Thanks, Chris! I haven't been following the GlobalIsel progress, so I don't know how far away that is.

So if no intrinsics, we need at least the following to improve rotate matching:
1. CGP transform to un-hoist the sub in comment 8.
2. More logic in instcombine for the example in comment 2.

I think it's best if we open new bugs for those and link to other existing rotate bugs, so we have a better idea of how many variations of the patterns are out there.
Comment 11 Fabian Giesen 2018-05-11 12:07:20 PDT
At the risk of beating on a dead horse...

1. There is a significant distinction between rotate-by-literal-constant and rotate-by-variable-amount here.
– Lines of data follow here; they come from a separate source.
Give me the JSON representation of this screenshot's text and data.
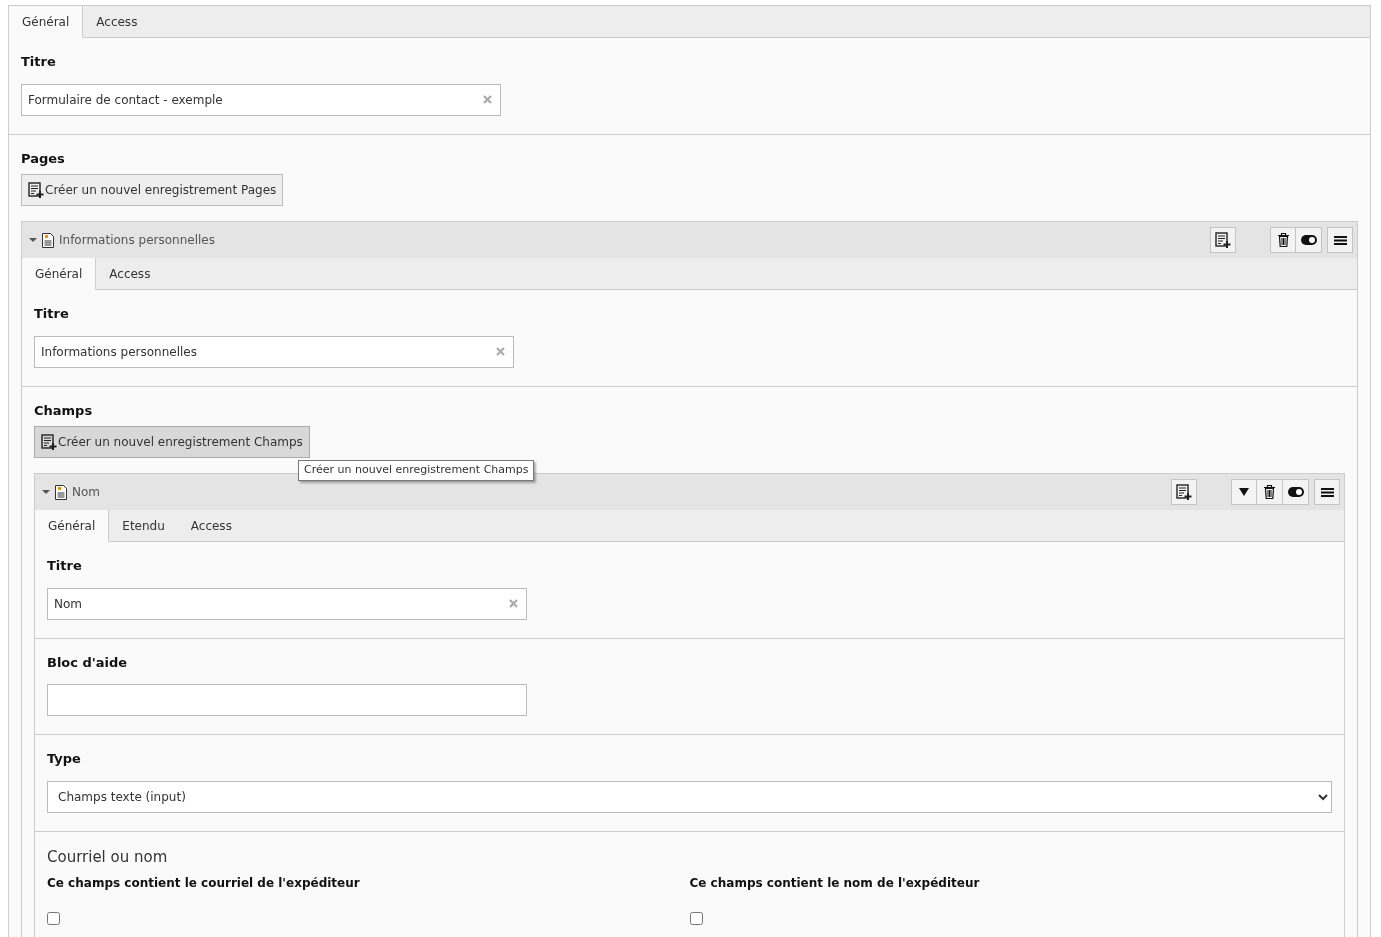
{
  "tabs": [
    {
      "label": "Général",
      "selected": true
    },
    {
      "label": "Access",
      "selected": false
    }
  ],
  "sections": [
    {
      "kind": "text",
      "label": "Titre",
      "value": "Formulaire de contact - exemple"
    },
    {
      "kind": "inline",
      "label": "Pages",
      "button": "Créer un nouvel enregistrement Pages",
      "records": [
        {
          "title": "Informations personnelles",
          "expanded": true,
          "can_move_down": false,
          "tabs": [
            {
              "label": "Général",
              "selected": true
            },
            {
              "label": "Access",
              "selected": false
            }
          ],
          "sections": [
            {
              "kind": "text",
              "label": "Titre",
              "value": "Informations personnelles"
            },
            {
              "kind": "inline",
              "label": "Champs",
              "button": "Créer un nouvel enregistrement Champs",
              "tooltip": "Créer un nouvel enregistrement Champs",
              "records": [
                {
                  "title": "Nom",
                  "expanded": true,
                  "can_move_down": true,
                  "tabs": [
                    {
                      "label": "Général",
                      "selected": true
                    },
                    {
                      "label": "Etendu",
                      "selected": false
                    },
                    {
                      "label": "Access",
                      "selected": false
                    }
                  ],
                  "sections": [
                    {
                      "kind": "text",
                      "label": "Titre",
                      "value": "Nom"
                    },
                    {
                      "kind": "text",
                      "label": "Bloc d'aide"
                    },
                    {
                      "kind": "select",
                      "label": "Type",
                      "value": "Champs texte (input)"
                    },
                    {
                      "kind": "checkgroup",
                      "heading": "Courriel ou nom",
                      "checkboxes": [
                        {
                          "label": "Ce champs contient le courriel de l'expéditeur",
                          "checked": false
                        },
                        {
                          "label": "Ce champs contient le nom de l'expéditeur",
                          "checked": false
                        }
                      ]
                    }
                  ]
                }
              ]
            }
          ]
        }
      ]
    }
  ]
}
Rotate-by-literal is easily turned into shifting and ORs, and less tricky to detect, because when the shift amounts are integer literals, there's no risk of them ending up in a different BB (or getting turned into a form the backend doesn't recognize by some other transform).
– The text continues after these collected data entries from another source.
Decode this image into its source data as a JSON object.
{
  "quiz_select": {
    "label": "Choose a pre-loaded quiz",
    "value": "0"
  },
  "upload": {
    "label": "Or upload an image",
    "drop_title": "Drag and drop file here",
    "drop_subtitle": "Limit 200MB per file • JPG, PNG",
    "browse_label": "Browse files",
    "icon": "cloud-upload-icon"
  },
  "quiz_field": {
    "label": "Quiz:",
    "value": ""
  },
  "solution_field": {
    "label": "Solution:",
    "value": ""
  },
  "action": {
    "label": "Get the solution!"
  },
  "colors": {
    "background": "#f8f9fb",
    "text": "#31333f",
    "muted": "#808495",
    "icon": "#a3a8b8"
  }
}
Rotate-by-variable-amount is _not_ easy to express correctly using shifts because the "obvious" (x << k) | (x >> (width - k)) runs into UB when k==0. The non-constant expressions for the shift amounts run a higher risk of getting transformed in some way that breaks the pattern the DAG rules look for.

2. There are not that many use cases for variable-amount rotates, but they're widely supported in CPUs and generally efficient, so I'd like to use them as a primitive when they're applicable.
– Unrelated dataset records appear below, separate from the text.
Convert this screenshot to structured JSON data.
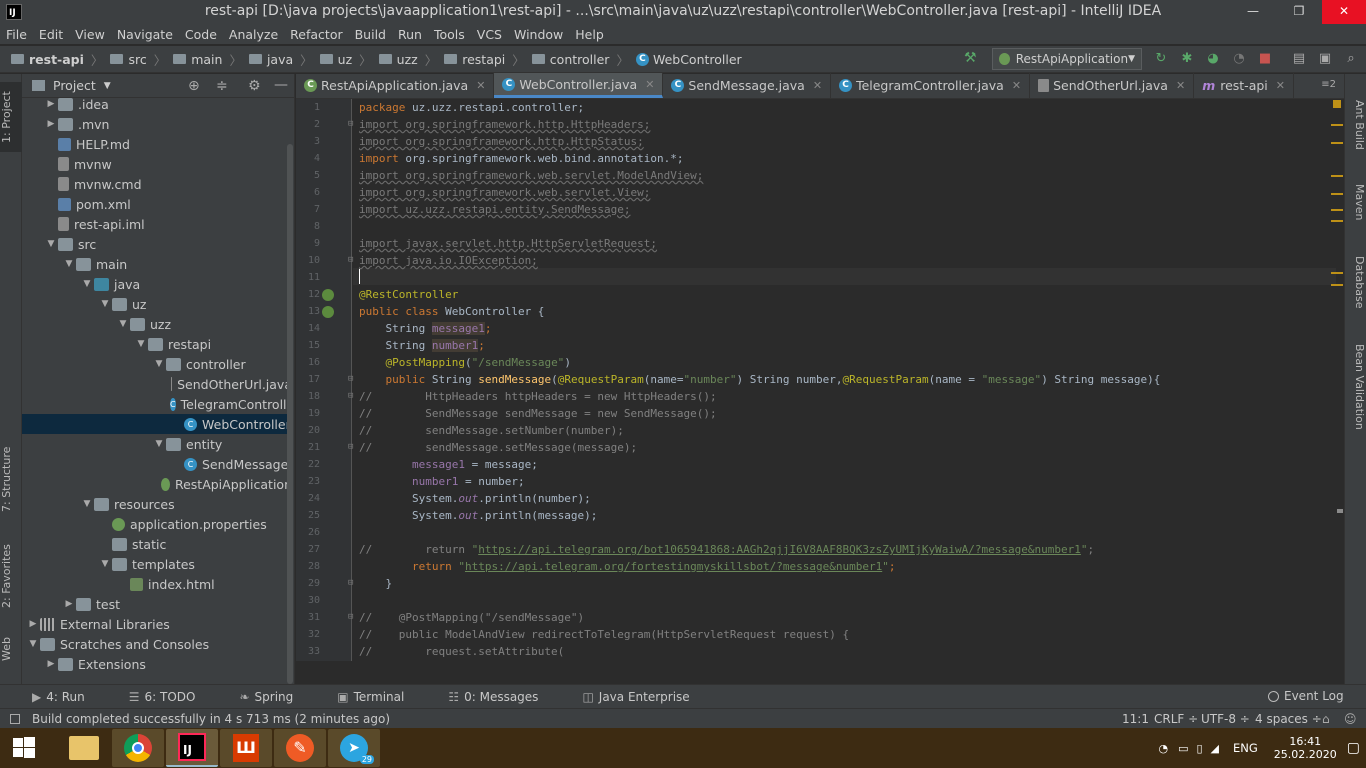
{
  "window": {
    "title": "rest-api [D:\\java projects\\javaapplication1\\rest-api] - ...\\src\\main\\java\\uz\\uzz\\restapi\\controller\\WebController.java [rest-api] - IntelliJ IDEA",
    "logo": "IJ",
    "minimize": "—",
    "maximize": "❐",
    "close": "✕"
  },
  "menu": [
    "File",
    "Edit",
    "View",
    "Navigate",
    "Code",
    "Analyze",
    "Refactor",
    "Build",
    "Run",
    "Tools",
    "VCS",
    "Window",
    "Help"
  ],
  "breadcrumbs": [
    "rest-api",
    "src",
    "main",
    "java",
    "uz",
    "uzz",
    "restapi",
    "controller",
    "WebController"
  ],
  "run_config": "RestApiApplication",
  "project_panel": {
    "title": "Project"
  },
  "tree": [
    {
      "label": ".idea",
      "depth": 1,
      "arrow": "▶",
      "icon": "folder"
    },
    {
      "label": ".mvn",
      "depth": 1,
      "arrow": "▶",
      "icon": "folder"
    },
    {
      "label": "HELP.md",
      "depth": 1,
      "arrow": "",
      "icon": "md"
    },
    {
      "label": "mvnw",
      "depth": 1,
      "arrow": "",
      "icon": "file"
    },
    {
      "label": "mvnw.cmd",
      "depth": 1,
      "arrow": "",
      "icon": "file"
    },
    {
      "label": "pom.xml",
      "depth": 1,
      "arrow": "",
      "icon": "md"
    },
    {
      "label": "rest-api.iml",
      "depth": 1,
      "arrow": "",
      "icon": "file"
    },
    {
      "label": "src",
      "depth": 1,
      "arrow": "▼",
      "icon": "folder"
    },
    {
      "label": "main",
      "depth": 2,
      "arrow": "▼",
      "icon": "folder"
    },
    {
      "label": "java",
      "depth": 3,
      "arrow": "▼",
      "icon": "srcfolder"
    },
    {
      "label": "uz",
      "depth": 4,
      "arrow": "▼",
      "icon": "folder"
    },
    {
      "label": "uzz",
      "depth": 5,
      "arrow": "▼",
      "icon": "folder"
    },
    {
      "label": "restapi",
      "depth": 6,
      "arrow": "▼",
      "icon": "folder"
    },
    {
      "label": "controller",
      "depth": 7,
      "arrow": "▼",
      "icon": "folder"
    },
    {
      "label": "SendOtherUrl.java",
      "depth": 8,
      "arrow": "",
      "icon": "file"
    },
    {
      "label": "TelegramController",
      "depth": 8,
      "arrow": "",
      "icon": "class"
    },
    {
      "label": "WebController",
      "depth": 8,
      "arrow": "",
      "icon": "class",
      "selected": true
    },
    {
      "label": "entity",
      "depth": 7,
      "arrow": "▼",
      "icon": "folder"
    },
    {
      "label": "SendMessage",
      "depth": 8,
      "arrow": "",
      "icon": "class"
    },
    {
      "label": "RestApiApplication",
      "depth": 7,
      "arrow": "",
      "icon": "spring"
    },
    {
      "label": "resources",
      "depth": 3,
      "arrow": "▼",
      "icon": "folder"
    },
    {
      "label": "application.properties",
      "depth": 4,
      "arrow": "",
      "icon": "spring"
    },
    {
      "label": "static",
      "depth": 4,
      "arrow": "",
      "icon": "folder"
    },
    {
      "label": "templates",
      "depth": 4,
      "arrow": "▼",
      "icon": "folder"
    },
    {
      "label": "index.html",
      "depth": 5,
      "arrow": "",
      "icon": "html"
    },
    {
      "label": "test",
      "depth": 2,
      "arrow": "▶",
      "icon": "folder"
    },
    {
      "label": "External Libraries",
      "depth": 0,
      "arrow": "▶",
      "icon": "lib"
    },
    {
      "label": "Scratches and Consoles",
      "depth": 0,
      "arrow": "▼",
      "icon": "scratch"
    },
    {
      "label": "Extensions",
      "depth": 1,
      "arrow": "▶",
      "icon": "folder"
    }
  ],
  "tabs": [
    {
      "label": "RestApiApplication.java",
      "icon": "spring"
    },
    {
      "label": "WebController.java",
      "icon": "class",
      "active": true
    },
    {
      "label": "SendMessage.java",
      "icon": "class"
    },
    {
      "label": "TelegramController.java",
      "icon": "class"
    },
    {
      "label": "SendOtherUrl.java",
      "icon": "file"
    },
    {
      "label": "rest-api",
      "icon": "maven"
    }
  ],
  "tab_count": "≡2",
  "code": [
    [
      {
        "c": "k",
        "t": "package "
      },
      {
        "t": "uz.uzz.restapi.controller;"
      }
    ],
    [
      {
        "c": "unused",
        "t": "import org.springframework.http.HttpHeaders;"
      }
    ],
    [
      {
        "c": "unused",
        "t": "import org.springframework.http.HttpStatus;"
      }
    ],
    [
      {
        "c": "k",
        "t": "import "
      },
      {
        "t": "org.springframework.web.bind.annotation.*;"
      }
    ],
    [
      {
        "c": "unused",
        "t": "import org.springframework.web.servlet.ModelAndView;"
      }
    ],
    [
      {
        "c": "unused",
        "t": "import org.springframework.web.servlet.View;"
      }
    ],
    [
      {
        "c": "unused",
        "t": "import uz.uzz.restapi.entity.SendMessage;"
      }
    ],
    [],
    [
      {
        "c": "unused",
        "t": "import javax.servlet.http.HttpServletRequest;"
      }
    ],
    [
      {
        "c": "unused",
        "t": "import java.io.IOException;"
      }
    ],
    [],
    [
      {
        "c": "a",
        "t": "@RestController"
      }
    ],
    [
      {
        "c": "k",
        "t": "public class "
      },
      {
        "t": "WebController {"
      }
    ],
    [
      {
        "t": "    String "
      },
      {
        "c": "f hl",
        "t": "message1"
      },
      {
        "c": "k",
        "t": ";"
      }
    ],
    [
      {
        "t": "    String "
      },
      {
        "c": "f hl",
        "t": "number1"
      },
      {
        "c": "k",
        "t": ";"
      }
    ],
    [
      {
        "c": "a",
        "t": "    @PostMapping"
      },
      {
        "t": "("
      },
      {
        "c": "s",
        "t": "\"/sendMessage\""
      },
      {
        "t": ")"
      }
    ],
    [
      {
        "c": "k",
        "t": "    public "
      },
      {
        "t": "String "
      },
      {
        "c": "fn",
        "t": "sendMessage"
      },
      {
        "t": "("
      },
      {
        "c": "a",
        "t": "@RequestParam"
      },
      {
        "t": "(name="
      },
      {
        "c": "s",
        "t": "\"number\""
      },
      {
        "t": ") String number,"
      },
      {
        "c": "a",
        "t": "@RequestParam"
      },
      {
        "t": "(name = "
      },
      {
        "c": "s",
        "t": "\"message\""
      },
      {
        "t": ") String message){"
      }
    ],
    [
      {
        "c": "cm",
        "t": "//        HttpHeaders httpHeaders = new HttpHeaders();"
      }
    ],
    [
      {
        "c": "cm",
        "t": "//        SendMessage sendMessage = new SendMessage();"
      }
    ],
    [
      {
        "c": "cm",
        "t": "//        sendMessage.setNumber(number);"
      }
    ],
    [
      {
        "c": "cm",
        "t": "//        sendMessage.setMessage(message);"
      }
    ],
    [
      {
        "c": "f",
        "t": "        message1"
      },
      {
        "t": " = message;"
      }
    ],
    [
      {
        "c": "f",
        "t": "        number1"
      },
      {
        "t": " = number;"
      }
    ],
    [
      {
        "t": "        System."
      },
      {
        "c": "f it",
        "t": "out"
      },
      {
        "t": ".println(number);"
      }
    ],
    [
      {
        "t": "        System."
      },
      {
        "c": "f it",
        "t": "out"
      },
      {
        "t": ".println(message);"
      }
    ],
    [],
    [
      {
        "c": "cm",
        "t": "//        return "
      },
      {
        "c": "s",
        "t": "\""
      },
      {
        "c": "s u",
        "t": "https://api.telegram.org/bot1065941868:AAGh2qjjI6V8AAF8BQK3zsZyUMIjKyWaiwA/?message&number1"
      },
      {
        "c": "s",
        "t": "\""
      },
      {
        "c": "cm",
        "t": ";"
      }
    ],
    [
      {
        "c": "k",
        "t": "        return "
      },
      {
        "c": "s",
        "t": "\""
      },
      {
        "c": "s u",
        "t": "https://api.telegram.org/fortestingmyskillsbot/?message&number1"
      },
      {
        "c": "s",
        "t": "\""
      },
      {
        "c": "k",
        "t": ";"
      }
    ],
    [
      {
        "t": "    }"
      }
    ],
    [],
    [
      {
        "c": "cm",
        "t": "//    @PostMapping(\"/sendMessage\")"
      }
    ],
    [
      {
        "c": "cm",
        "t": "//    public ModelAndView redirectToTelegram(HttpServletRequest request) {"
      }
    ],
    [
      {
        "c": "cm",
        "t": "//        request.setAttribute("
      }
    ]
  ],
  "left_tabs": [
    "1: Project",
    "7: Structure",
    "2: Favorites",
    "Web"
  ],
  "right_tabs": [
    "Ant Build",
    "Maven",
    "Database",
    "Bean Validation"
  ],
  "bottom_tabs": [
    "4: Run",
    "6: TODO",
    "Spring",
    "Terminal",
    "0: Messages",
    "Java Enterprise"
  ],
  "event_log": "Event Log",
  "status": {
    "message": "Build completed successfully in 4 s 713 ms (2 minutes ago)",
    "position": "11:1",
    "line_sep": "CRLF ÷",
    "encoding": "UTF-8 ÷",
    "indent": "4 spaces ÷"
  },
  "taskbar": {
    "lang": "ENG",
    "time": "16:41",
    "date": "25.02.2020",
    "telegram_badge": "29"
  },
  "colors": {
    "accent": "#4a88c7",
    "selection": "#0d293e",
    "close": "#e81123"
  }
}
Right now, if I want to actually get variable-amount rotates reliably in Clang, I have to use inline ASM wrapped in a bunch of platform #ifdefs. Inline ASM doesn't participate in other optimizations either, to put it mildly. :)

3. Talking _specifically_ about variable-amount shifts, how many optimizations actually touch these to begin with? SimplifyDemandedBits was mentioned, but the only transform I could find in there that does not require a constant shift amount was that "the MSB of the result of an arithmetic shift is the same as the MSB of the original input".


It seems to me that the variable-amount form would be better served by an intrinsic, while constant-amount shifts benefit from the work done to optimize regular shifts and bitwise logic operations, and it's undesirable to have another class of shift operation to handle in a bunch of optimization passes.

Maybe the best of both worlds is to use an intrinsic for variable rotates, but turn rotates-by-constant into shifts and ORs, which other passes know to work on?
Comment 12 Chris Lattner 2018-05-11 18:44:30 PDT
Fair enough, I haven't thought much about the variable size case.  I agree that it is significantly different.  If you'd like to push for it, please bring it up on llvm-dev, thanks!
Comment 13 Trass3r 2018-11-10 21:12:48 PST
Since the original issue has been fixed, should this be closed or turned into an "implement intrinsic" feature request?
Comment 14 Craig Topper 2018-11-10 22:17:05 PST
We already have added the intrinsic. It's in clang as 

__builtin_rotateleft8
__builtin_rotateleft16
__builtin_rotateleft32
__builtin_rotateleft64
__builtin_rotateright8
__builtin_rotateright16
__builtin_rotateright32
__builtin_rotateright64
Comment 15 simonas+llvm.org 2018-11-10 23:57:21 PST
It seems that Clang still codegens the old sequence for `_rot{l,r}` builtins rather than these new LLVM intrinsics, as can be seen in lib/CodeGen/CGBuiltin.cpp at lines 1822-1860.
Comment 16 Sanjay Patel 2018-11-11 06:47:17 PST
(In reply to simonas+llvm.org from comment #15)
> It seems that Clang still codegens the old sequence for `_rot{l,r}` builtins
> rather than these new LLVM intrinsics, as can be seen in
> lib/CodeGen/CGBuiltin.cpp at lines 1822-1860.

Changing those was in the approved patch:
https://reviews.llvm.org/D50924

...but it caused a compiler crash on a Linux bot using gcc as the host compiler. I asked for help/policy on working around that, but I got no replies.
Comment 17 Sanjay Patel 2018-11-26 06:35:44 PST
(In reply to simonas+llvm.org from comment #15)
> It seems that Clang still codegens the old sequence for `_rot{l,r}` builtins
> rather than these new LLVM intrinsics, as can be seen in
> lib/CodeGen/CGBuiltin.cpp at lines 1822-1860.

I don't see any bot failures caused by the clang change this time, so should be fixed with:
https://reviews.llvm.org/rL347527

Note that there is still ongoing work to optimize/canonicalize funnel-shift and associated patterns. See related bugs to track those.